Christian Bär
Wintersemester 2016/17
In diesem Seminar werden aktuelle Themen aus der Forschung in der Differentialgeometrie und ihren Nachbargebieten besprochen. Interessenten sind herzlich willkommen.
Donnerstags, 16:15
Campus Golm, Haus 9, Raum 0.12
| Datum | Vortrag | Referent | Inhalt |
| 19.10.16 | An analogue of the Coleman-Mandula theorem for QFT in curved spacetimes | Chris Fewster | The Coleman--Mandula (CM) theorem states that the Poincaré and internal symmetries of a Minkowski spacetime quantum field theory cannot combine nontrivially in an extended symmetry group. In this talk I will describe some of the background to the CM theorem and then establish an analogous result for a general class of quantum field theories in curved spacetimes.

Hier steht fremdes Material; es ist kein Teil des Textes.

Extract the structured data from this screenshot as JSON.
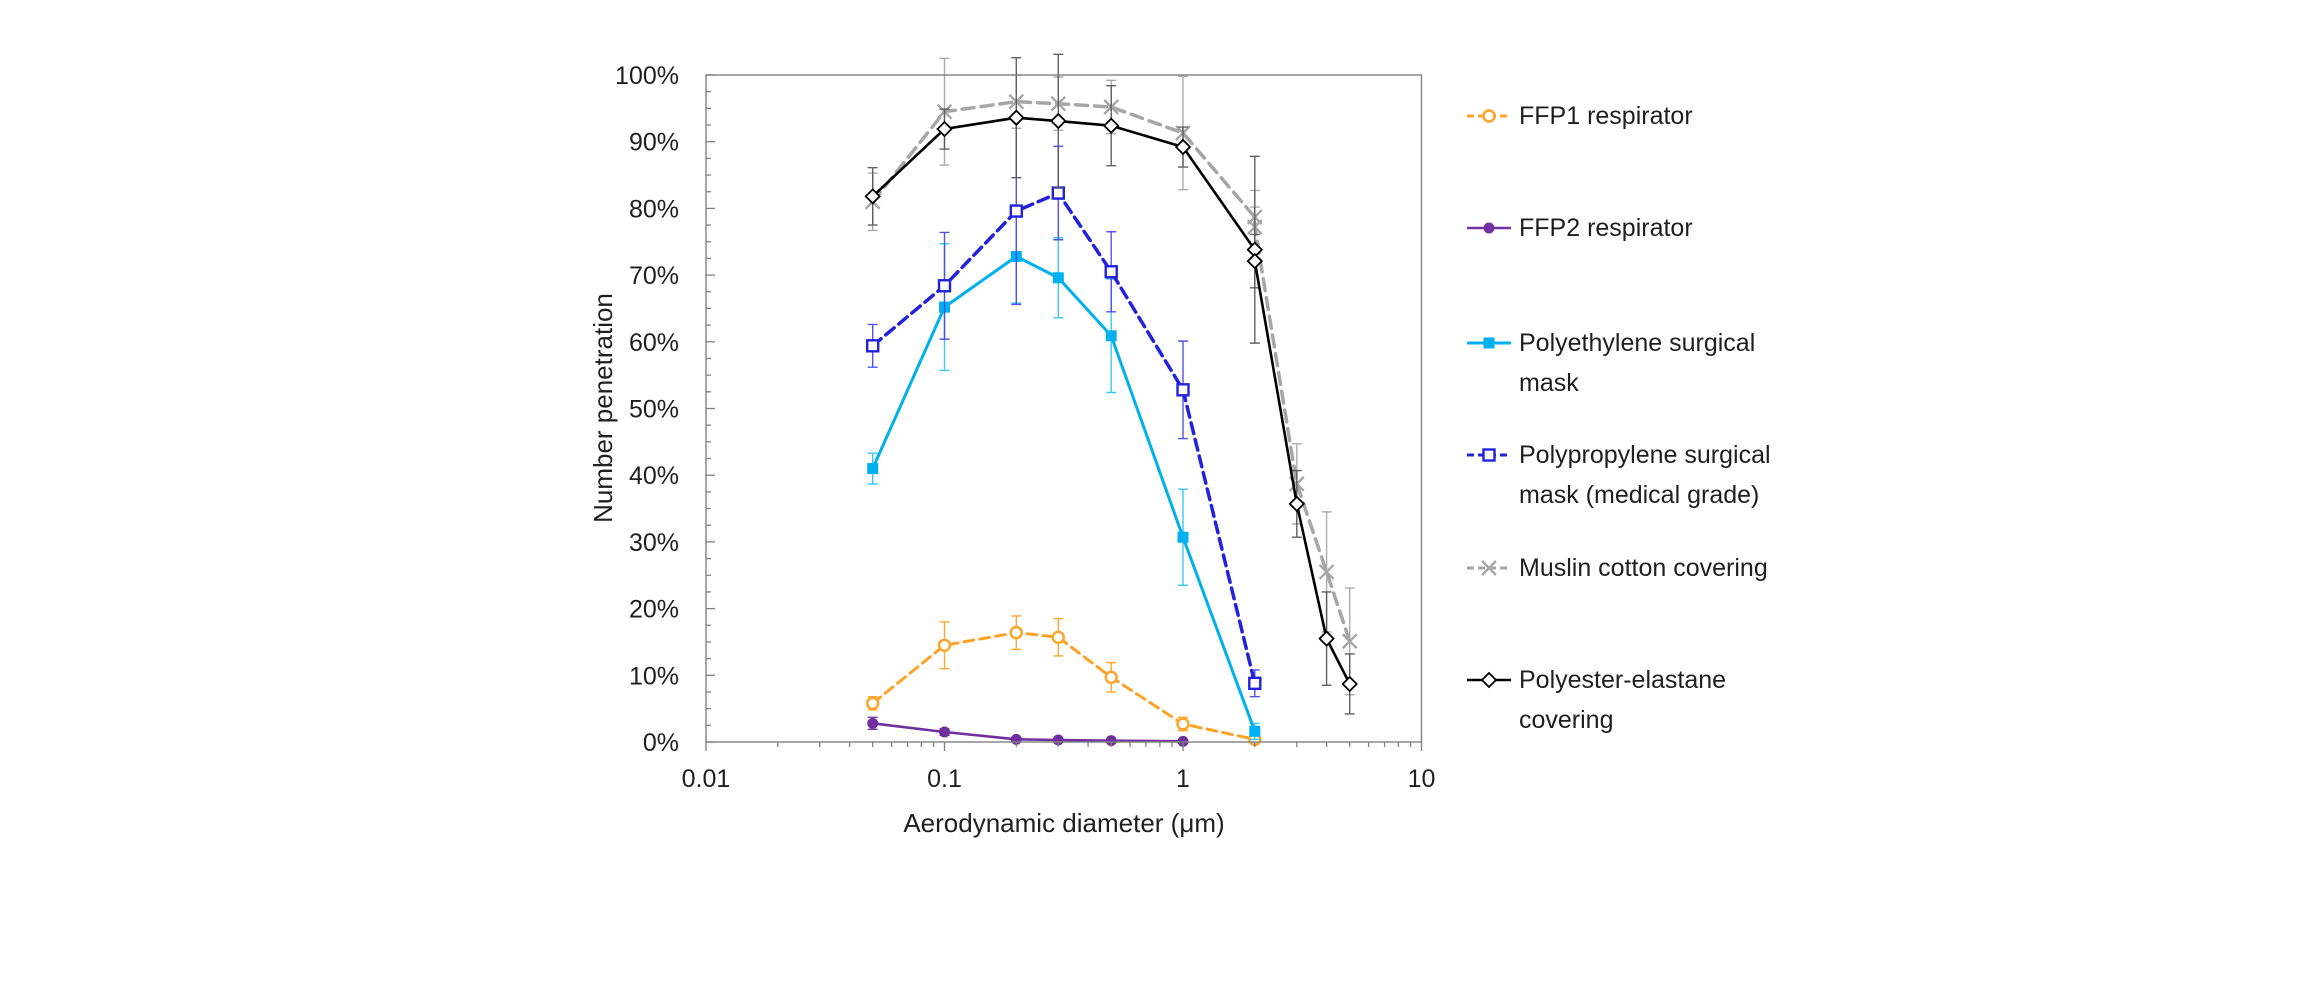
{
  "figure": {
    "background": "#FFFFFF",
    "frame_color": "#808080",
    "text_color": "#1F1F1F"
  },
  "chart_data": {
    "type": "line",
    "title": "",
    "xlabel": "Aerodynamic diameter (μm)",
    "ylabel": "Number penetration",
    "x_scale": "log",
    "xlim": [
      0.01,
      10
    ],
    "ylim_percent": [
      0,
      100
    ],
    "grid": false,
    "legend_position": "right",
    "x_tick_values": [
      0.01,
      0.1,
      1,
      10
    ],
    "x_tick_labels": [
      "0.01",
      "0.1",
      "1",
      "10"
    ],
    "y_tick_labels": [
      "0%",
      "10%",
      "20%",
      "30%",
      "40%",
      "50%",
      "60%",
      "70%",
      "80%",
      "90%",
      "100%"
    ],
    "y_major_step_percent": 10,
    "y_minor_step_percent": 2.5,
    "series": [
      {
        "name": "FFP1 respirator",
        "color": "#FFA226",
        "err_color": "#FFA226",
        "line": "dashed",
        "dash": "10 6",
        "width": 3,
        "marker": "circle-open",
        "x": [
          0.05,
          0.1,
          0.2,
          0.3,
          0.5,
          1,
          2
        ],
        "y_percent": [
          5.8,
          14.5,
          16.4,
          15.7,
          9.7,
          2.7,
          0.4
        ],
        "err_percent": [
          1.0,
          3.5,
          2.5,
          2.8,
          2.2,
          1.0,
          0.4
        ]
      },
      {
        "name": "FFP2 respirator",
        "color": "#7030A0",
        "err_color": "#7030A0",
        "line": "solid",
        "dash": "",
        "width": 2.6,
        "marker": "circle-filled",
        "x": [
          0.05,
          0.1,
          0.2,
          0.3,
          0.5,
          1
        ],
        "y_percent": [
          2.8,
          1.5,
          0.4,
          0.3,
          0.2,
          0.1
        ],
        "err_percent": [
          0.9,
          0.5,
          0.3,
          0.2,
          0.2,
          0.1
        ]
      },
      {
        "name": "Polyethylene surgical mask",
        "color": "#00B0F0",
        "err_color": "#33C4F5",
        "line": "solid",
        "dash": "",
        "width": 3,
        "marker": "square-filled",
        "x": [
          0.05,
          0.1,
          0.2,
          0.3,
          0.5,
          1,
          2
        ],
        "y_percent": [
          41.0,
          65.2,
          72.8,
          69.6,
          60.9,
          30.7,
          1.6
        ],
        "err_percent": [
          2.3,
          9.5,
          7.0,
          6.0,
          8.5,
          7.2,
          1.2
        ]
      },
      {
        "name": "Polypropylene surgical mask (medical grade)",
        "color": "#2222DD",
        "err_color": "#4A4AE8",
        "line": "dashed",
        "dash": "11 6",
        "width": 3.5,
        "marker": "square-open",
        "x": [
          0.05,
          0.1,
          0.2,
          0.3,
          0.5,
          1,
          2
        ],
        "y_percent": [
          59.4,
          68.4,
          79.6,
          82.3,
          70.5,
          52.8,
          8.8
        ],
        "err_percent": [
          3.2,
          8.0,
          14.0,
          7.0,
          6.0,
          7.3,
          2.0
        ]
      },
      {
        "name": "Muslin cotton covering",
        "color": "#A6A6A6",
        "err_color": "#A6A6A6",
        "line": "dashed",
        "dash": "12 7",
        "width": 3.5,
        "marker": "x",
        "x": [
          0.05,
          0.1,
          0.2,
          0.3,
          0.5,
          1,
          2,
          2,
          3,
          4,
          5
        ],
        "y_percent": [
          81.0,
          94.5,
          96.0,
          95.7,
          95.2,
          91.3,
          78.7,
          77.2,
          38.7,
          25.5,
          15.1
        ],
        "err_percent": [
          4.3,
          8.0,
          4.0,
          4.0,
          4.0,
          8.5,
          4.0,
          3.0,
          6.0,
          9.0,
          8.0
        ]
      },
      {
        "name": "Polyester-elastane covering",
        "color": "#000000",
        "err_color": "#595959",
        "line": "solid",
        "dash": "",
        "width": 2.6,
        "marker": "diamond-open",
        "x": [
          0.05,
          0.1,
          0.2,
          0.3,
          0.5,
          1,
          2,
          2,
          3,
          4,
          5
        ],
        "y_percent": [
          81.8,
          91.9,
          93.6,
          93.1,
          92.4,
          89.2,
          73.8,
          72.1,
          35.7,
          15.5,
          8.7
        ],
        "err_percent": [
          4.3,
          3.0,
          9.0,
          10.0,
          6.0,
          3.0,
          14.0,
          4.0,
          5.0,
          7.0,
          4.5
        ]
      }
    ]
  },
  "legend": {
    "items": [
      {
        "label": "FFP1 respirator"
      },
      {
        "label": "FFP2 respirator"
      },
      {
        "label": "Polyethylene surgical\nmask"
      },
      {
        "label": "Polypropylene surgical\nmask (medical grade)"
      },
      {
        "label": "Muslin cotton covering"
      },
      {
        "label": "Polyester-elastane\ncovering"
      }
    ]
  }
}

Unlike the CM theorem, our result is valid in dimensions n>=2 and for free or interacting theories. It makes use of a general analysis of symmetries induced by the action of a group G on the category of spacetimes. Such symmetries are shown to be canonically associated with a cohomology class in the second degree nonabelian cohomology of G with coefficients in the global gauge group of the theory. The main result proves that the cohomology class is trivial if G is the universal cover S of the restricted Lorentz group. Among other consequences, it follows that the extended symmetry group is a direct product of the global gauge group and S, all fields transform in multiplets of S, fields of different spin do not mix under the extended group, and the occurrence of noninteger spin is controlled by the centre of the global gauge group. |
| 27.10.16 | The Cauchy problem for the linearised Einstein equation | Oliver Lindblad Petersen | In this talk we discuss the well-posedness of the Cauchy problem for the linearised Einstein vacuum equation on arbitrary globally hyperbolic vacuum spacetimes.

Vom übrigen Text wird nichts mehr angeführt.